Within this playful, highly interactive “end of the bayou” gallery, visitors engage in hands-on activities; step upon a shrimp boat to harvest the gulf’s seafood; experience a working model of an estuary; search for ducks from a duck blind; climb up an oil derrick and do some deep sea fishing.
It’s hunting season at the museum. Use binoculars to spot ducks of all varieties while hunkering down in a duck blind along the bayouside. How many can you find?
With a different twist on the old game Simon Says, visitors try to keep up with the beat and sequence of patterns determined by the alligator’s glowing eyes.
Estuary Water Table
An important signature exhibit is a working model of the area.

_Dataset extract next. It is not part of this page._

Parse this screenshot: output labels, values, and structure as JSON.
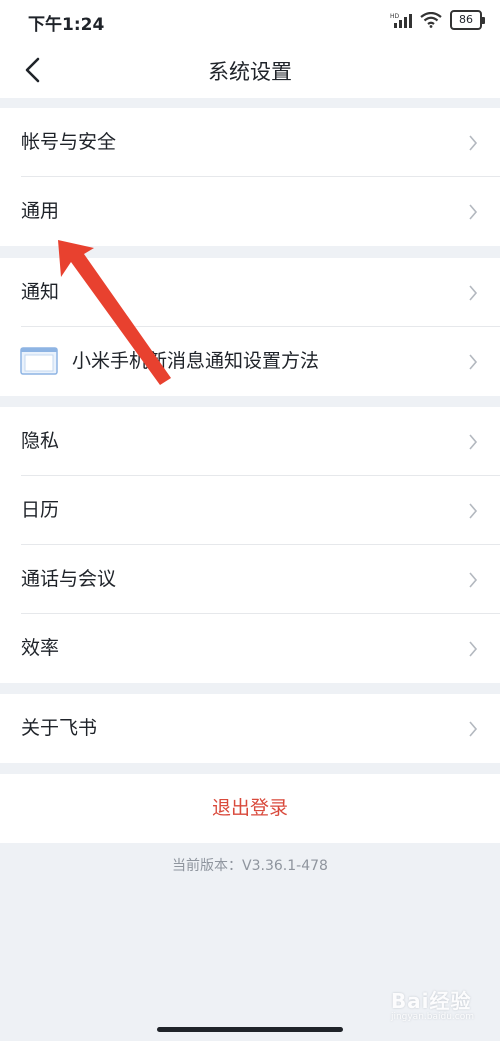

Defined as a coastal area where salt water mixes with fresh water; an estuary is made up of many types of habitats. This table will give visitors and opportunity to experiment with water flow by moving levies. It can also demonstrate how sediment diversion and plantings can build the estuary, while pollution and salt water intrusion can destroy it.

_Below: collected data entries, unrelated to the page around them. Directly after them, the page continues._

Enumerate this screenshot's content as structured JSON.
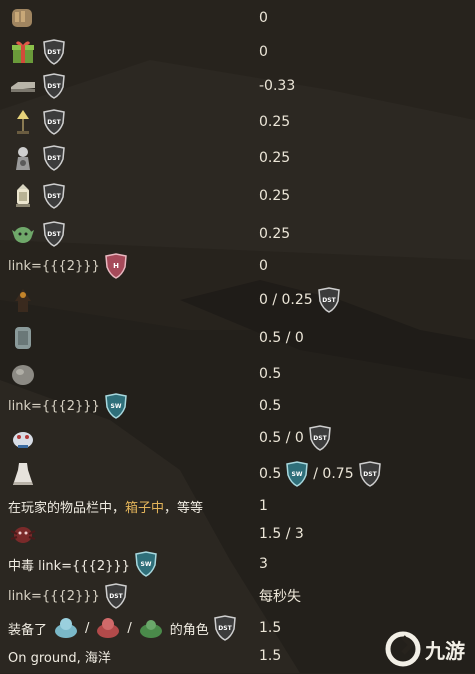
{
  "rows": [
    {
      "value": "0"
    },
    {
      "value": "0"
    },
    {
      "value": "-0.33"
    },
    {
      "value": "0.25"
    },
    {
      "value": "0.25"
    },
    {
      "value": "0.25"
    },
    {
      "value": "0.25"
    },
    {
      "label": "link={{{2}}}",
      "value": "0"
    },
    {
      "value_a": "0 / 0.25"
    },
    {
      "value": "0.5 / 0"
    },
    {
      "value": "0.5"
    },
    {
      "label": "link={{{2}}}",
      "value": "0.5"
    },
    {
      "value_a": "0.5 / 0"
    },
    {
      "value_a": "0.5",
      "value_b": "/ 0.75"
    },
    {
      "label_pre": "在玩家的物品栏中，",
      "label_hl": "箱子中",
      "label_post": "，等等",
      "value": "1"
    },
    {
      "value": "1.5 / 3"
    },
    {
      "label": "中毒 link={{{2}}}",
      "value": "3"
    },
    {
      "label": "link={{{2}}}",
      "value": "每秒失"
    },
    {
      "label_pre": "装备了",
      "label_sep1": "/",
      "label_sep2": "/",
      "label_post": "的角色",
      "value": "1.5"
    },
    {
      "label": "On ground, 海洋",
      "value": "1.5"
    }
  ],
  "badges": {
    "dst": "DST",
    "sw": "SW",
    "h": "H"
  },
  "watermark": {
    "text": "九游"
  },
  "colors": {
    "shield": "#3c3c3c",
    "sw": "#2f6f7a",
    "h": "#a64a5a"
  }
}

Another signature exhibit, visitors can climb, crawl and pretend to be on a working shrimp boat named “Miss Clotille.” Visitors can live the life of a fisherman, trawl the waterways and gather the day’s catch. Did you know that the fishing industry is the third largest industry in Louisiana?
Steel Legged Reef
Off the coast of Louisiana lies some of the world’s most unusual reefs. We’re not talking about coral or shell reefs, but the steel-legged kind that the oil companies constructed throughout the Gulf. As a result of this, many fish gather under and near the leg structures of these oil rigs. Climb up this multi-level, 17-foot interactive signature exhibit that highlights the oil industry and processes as well as the ecosystem that depends on the structure below.